31 – O referido despacho nunca foi notificado à ora recorrente, só tendo esta tomado conhecimento do mesmo aquando do oferecimento do requerimento com vista à não homologação (ref.ª CITIUS n.º 22155470), pelo que o recurso subsidiário que ora interpõe deverá reputar-se por tempestivo.

32 – Conforme supra já se esmiuçou, deverá o despacho em crise ser revogado, por ser contra legem.

33 – Repisa-se o que anteriormente se alegou com recurso às doutas decisões constantes dos Acórdãos da Relação de Lisboa, de 05/02/2015, da Relação de Coimbra de 15/09/2015 e da Relação do Porto de 18/02/2016.

34 - O despacho ora em crise deturpa normas imperativas, como sejam as constantes dos arts. 5 do art. 17.º-D, n.º 5 do art. 17.º-F, n.º 1 do art. 17.º-G do CIRE, pelo que, uma vez ferido de nulidade, determina a nulidade de todo o processado depois de proferido, nos termos e para os efeitos do disposto no n.º 2 do art. 195.º do CPC.

35 – Nestes termos, com o douto suprimento de V.as Ex.as, deverá o despacho ser revogado e, em conformidade, anulando todo o processado posteriormente, incluindo a sentença proferida em 16/03/2016, determinando-se, em sua substituição, que o Exmo. Sr. Administrador Judicial Provisório, no legal e estrito cumprimento do constante do n.º 1 do art. 17.º-G do CIRE, proceda à comunicação de encerramento do processo negocial e que publicite tal acto no portal CITIUS.

Por fim, ainda sem prescindir, subsidiariamente,

36 – Sempre a douta sentença homologatória do PER deverá ser revogada, uma vez que limitou os direitos da ora recorrente, mormente o de requerer a não homologação do Plano, nos termos e para os efeitos do disposto nos arts. 215.º e 216.º do CIRE.

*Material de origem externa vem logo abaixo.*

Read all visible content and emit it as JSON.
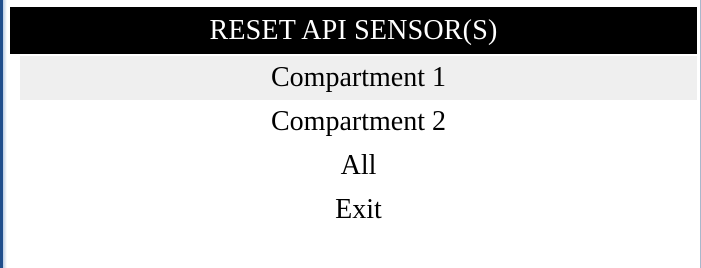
{
  "header": {
    "title": "RESET API SENSOR(S)"
  },
  "menu": {
    "items": [
      {
        "label": "Compartment 1",
        "selected": true
      },
      {
        "label": "Compartment 2",
        "selected": false
      },
      {
        "label": "All",
        "selected": false
      },
      {
        "label": "Exit",
        "selected": false
      }
    ]
  }
}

37 – Ainda por referência ao prazo ilegalmente estatuído para o oferecimento dos votos (14/03/2016), a junção aos autos do documento contendo o apuramento e contabilização dos votos a que alude o n.º 4 do art. 17.º-F (15/03/2016), a sentença homologatória proferida no dia 16/03/2016 é, sem margem para dúvidas, violadora dos direitos da ora requerente.

38 – Sem esquecer os motivos que determinaram a prorrogação ilegal do prazo para conclusão do processo negocial, a última versão do PER só foi facultada aos credores – entre eles a ora recorrente – em 10/03/2016.

39 – A ora recorrente, de acordo com a análise perfunctória que lhe foi permitida, votou contra, tendo o Administrador Judicial Provisório lavrado a acta de abertura de contagem de votos e junto esse instrumento aos autos no dia 15/03/2016.

40 – A Mma. Juíza a quo proferiu sentença homologatória em 16/03/2016, concluindo, entre outras, “Não foi solicitada a não homologação do plano por qualquer credor…”

41 – Estatui o n.º 5 do art. 17.º-F do CIRE que “O juiz decide se deve homologar o plano de recuperação ou recusar a sua homologação, nos 10 dias seguintes à recepção da documentação mencionada nos números anteriores, aplicando, com as necessárias adaptações, as regras vigentes em matéria de aprovação e homologação do plano de insolvência previstas no título IX, em especial o disposto nos artigos 215.º e 216.º”

42 – Cumpre salientar que o julgador derrogou normas imperativas e prazos peremptórios com fundamento na complexidade do Plano e das negociações correspondentes, mas, simultaneamente, não teve pejo apreciar definitivamente se foram cumpridas as regras procedimentais a que alude o art. 215.º do CIRE num prazo de 24 horas (!).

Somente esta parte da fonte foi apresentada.